A novel cryptic splice site mutation in COL1A2 as a cause of osteogenesis imperfecta
Ahmed El-Gazzar,
Johannes A. Mayr,
Barbara Voraberger,
Karin Brugger,
Stéphane Blouin,
Katharina Tischlinger,
Hans-Christoph Duba,
Holger Prokisch,
Nadja Fratzl-Zelman,
Wolfgang Högler
Affiliations
Ahmed El-Gazzar
Department of Paediatrics and Adolescent Medicine, Johannes Kepler University Linz, Linz, Austria; Corresponding author: Department of Paediatrics and Adolescent Medicine, Johannes Kepler University Linz, Krankenhausstraße 7a, 4020 Linz, Austria.
Johannes A. Mayr
Department of Paediatrics, University Hospital Salzburg, Paracelsus Medical University Salzburg, Salzburg, Austria
Barbara Voraberger
Department of Paediatrics and Adolescent Medicine, Johannes Kepler University Linz, Linz, Austria
Karin Brugger
Department of Paediatrics, University Hospital Salzburg, Paracelsus Medical University Salzburg, Salzburg, Austria
Stéphane Blouin
Ludwig Boltzmann Institute of Osteology at Hanusch Hospital of OEGK and AUVA Trauma Centre Meidling, 1st Medical Department Hanusch Hospital, Vienna, Austria
Katharina Tischlinger
Department of Paediatrics and Adolescent Medicine, Johannes Kepler University Linz, Linz, Austria
Hans-Christoph Duba
Institute of Medical Genetics, Med Campus IV, Kepler University Hospital, Linz, Austria
Holger Prokisch
Institute of Human Genetics, Technische Universität München, Munich, Germany; Helmholtz Zentrum München, Institute of Neurogenomics, Munich, Germany
Nadja Fratzl-Zelman
Ludwig Boltzmann Institute of Osteology at Hanusch Hospital of OEGK and AUVA Trauma Centre Meidling, 1st Medical Department Hanusch Hospital, Vienna, Austria
Wolfgang Högler
Department of Paediatrics and Adolescent Medicine, Johannes Kepler University Linz, Linz, Austria
Osteogenesis imperfecta (OI) is an inherited genetic disorder characterized by frequent bone fractures and reduced bone mass.

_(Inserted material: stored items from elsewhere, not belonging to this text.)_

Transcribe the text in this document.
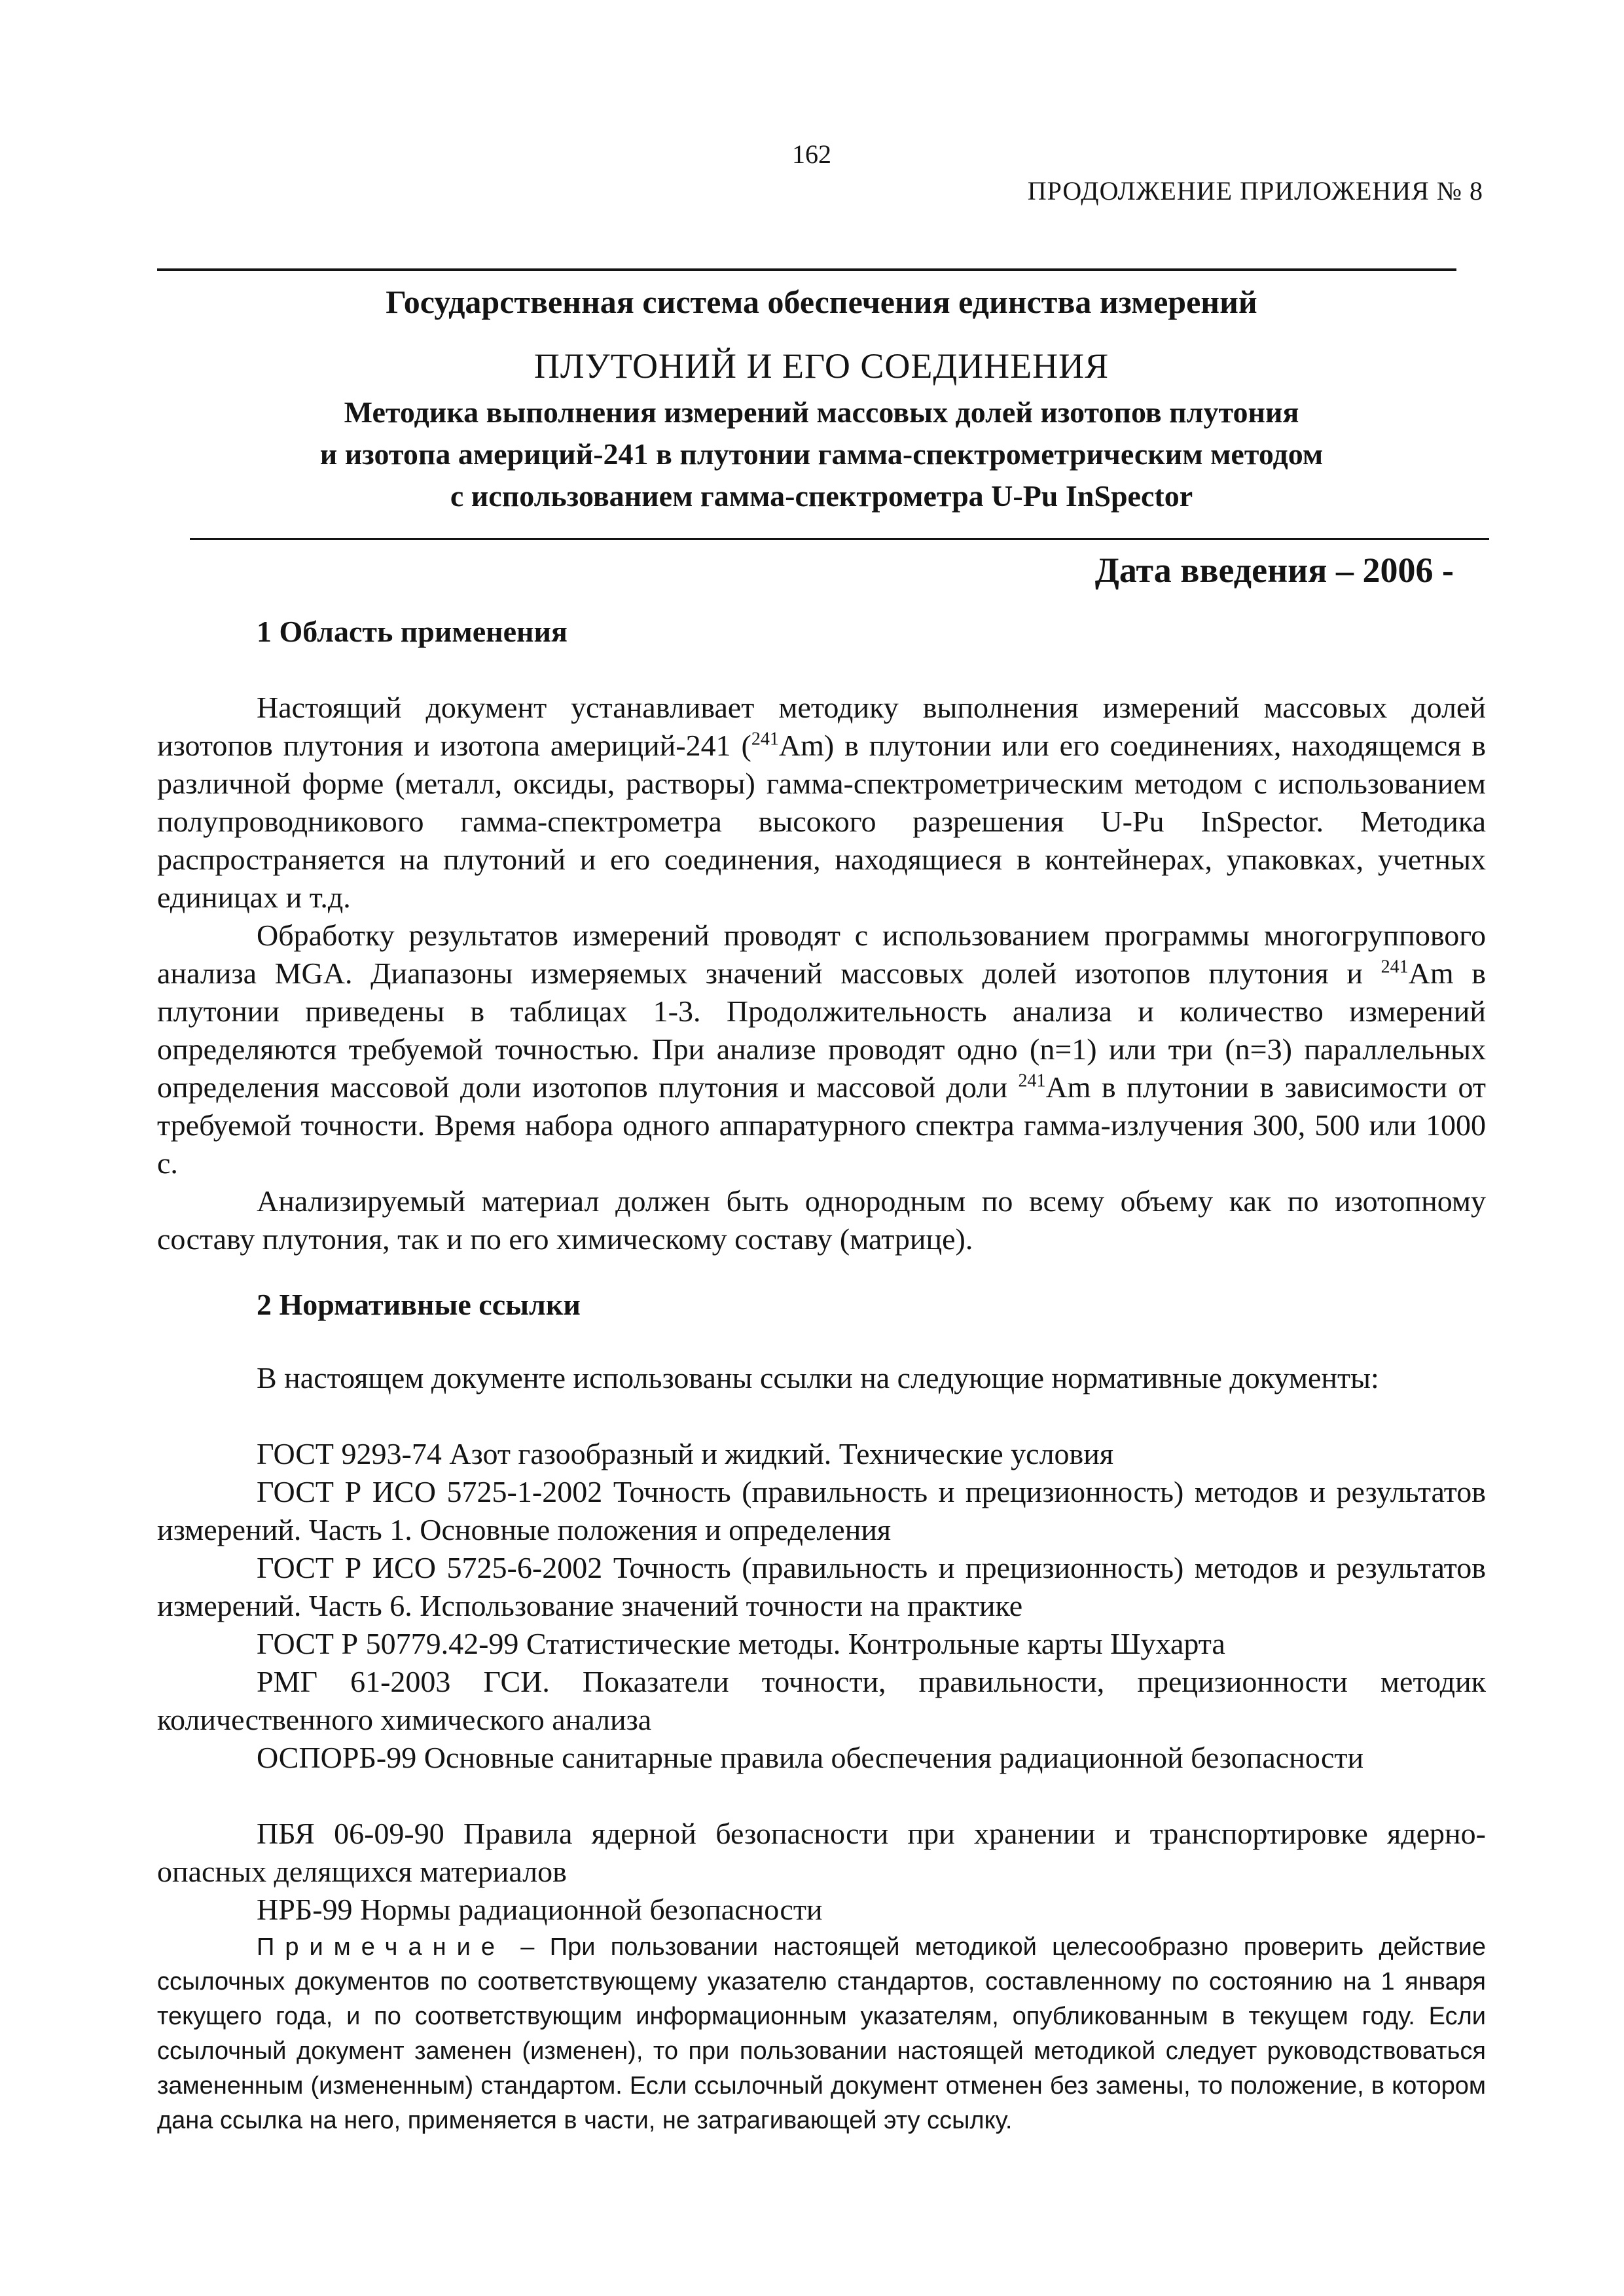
162
ПРОДОЛЖЕНИЕ ПРИЛОЖЕНИЯ № 8
Государственная система обеспечения единства измерений
ПЛУТОНИЙ И ЕГО СОЕДИНЕНИЯ
Методика выполнения измерений массовых долей изотопов плутония
и изотопа америций-241 в плутонии гамма-спектрометрическим методом
с использованием гамма-спектрометра U-Pu InSpector
Дата введения – 2006 -
1 Область применения

Настоящий документ устанавливает методику выполнения измерений массовых долей изотопов плутония и изотопа америций-241 ($^{241}$Am) в плутонии или его соединениях, находящемся в различной форме (металл, оксиды, растворы) гамма-спектрометрическим методом с использованием полупроводникового гамма-спектрометра высокого разрешения U-Pu InSpector. Методика распространяется на плутоний и его соединения, находящиеся в контейнерах, упаковках, учетных единицах и т.д.

Обработку результатов измерений проводят с использованием программы многогруппового анализа MGA. Диапазоны измеряемых значений массовых долей изотопов плутония и $^{241}$Am в плутонии приведены в таблицах 1-3. Продолжительность анализа и количество измерений определяются требуемой точностью. При анализе проводят одно (n=1) или три (n=3) параллельных определения массовой доли изотопов плутония и массовой доли $^{241}$Am в плутонии в зависимости от требуемой точности. Время набора одного аппаратурного спектра гамма-излучения 300, 500 или 1000 с.

Анализируемый материал должен быть однородным по всему объему как по изотопному составу плутония, так и по его химическому составу (матрице).

2 Нормативные ссылки

В настоящем документе использованы ссылки на следующие нормативные документы:

ГОСТ 9293-74 Азот газообразный и жидкий. Технические условия

ГОСТ Р ИСО 5725-1-2002 Точность (правильность и прецизионность) методов и результатов измерений. Часть 1. Основные положения и определения

ГОСТ Р ИСО 5725-6-2002 Точность (правильность и прецизионность) методов и результатов измерений. Часть 6. Использование значений точности на практике

ГОСТ Р 50779.42-99 Статистические методы. Контрольные карты Шухарта

РМГ 61-2003 ГСИ. Показатели точности, правильности, прецизионности методик количественного химического анализа

ОСПОРБ-99 Основные санитарные правила обеспечения радиационной безопасности

ПБЯ 06-09-90 Правила ядерной безопасности при хранении и транспортировке ядерно-опасных делящихся материалов

НРБ-99 Нормы радиационной безопасности

Примечание – При пользовании настоящей методикой целесообразно проверить действие ссылочных документов по соответствующему указателю стандартов, составленному по состоянию на 1 января текущего года, и по соответствующим информационным указателям, опубликованным в текущем году. Если ссылочный документ заменен (изменен), то при пользовании настоящей методикой следует руководствоваться замененным (измененным) стандартом. Если ссылочный документ отменен без замены, то положение, в котором дана ссылка на него, применяется в части, не затрагивающей эту ссылку.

Most cases of OI are caused by dominantly inherited heterozygous mutations in one of the two genes encoding type I collagen, COL1A1 and COL1A2. Here we describe a five-year-old boy with typical clinical, radiological and bone ultrastructural features of OI type I. Establishing the molecular genetic cause of his condition proved difficult since clinical exome and whole exome analysis was repeatedly reported negative. Finally, manual analysis of exome data revealed a silent COL1A2 variant c.3597 T > A (NM_000089.4), which we demonstrate activates a cryptic splice site. The newly generated splice acceptor in exon 50 is much more accessible than the wild-type splice-site between the junction of exon 49 and 50, and results in an in-frame deletion of 24 amino acids of the C-terminal propeptide. In vitro collagen expression studies confirmed cellular accumulation and decreased COL1A2 secretion to 45%. This is the first report of a cryptic splice site within the coding region of COL1A2. which results in abnormal splicing causing OI. The experience from this case demonstrates that routine diagnostic approaches may miss cryptic splicing mutations in causative genes due to the lack of universally applicable algorithms for splice-site prediction. In exome-negative cases, in-depth analysis of common causative genes should be conducted and trio-exome analysis is recommended.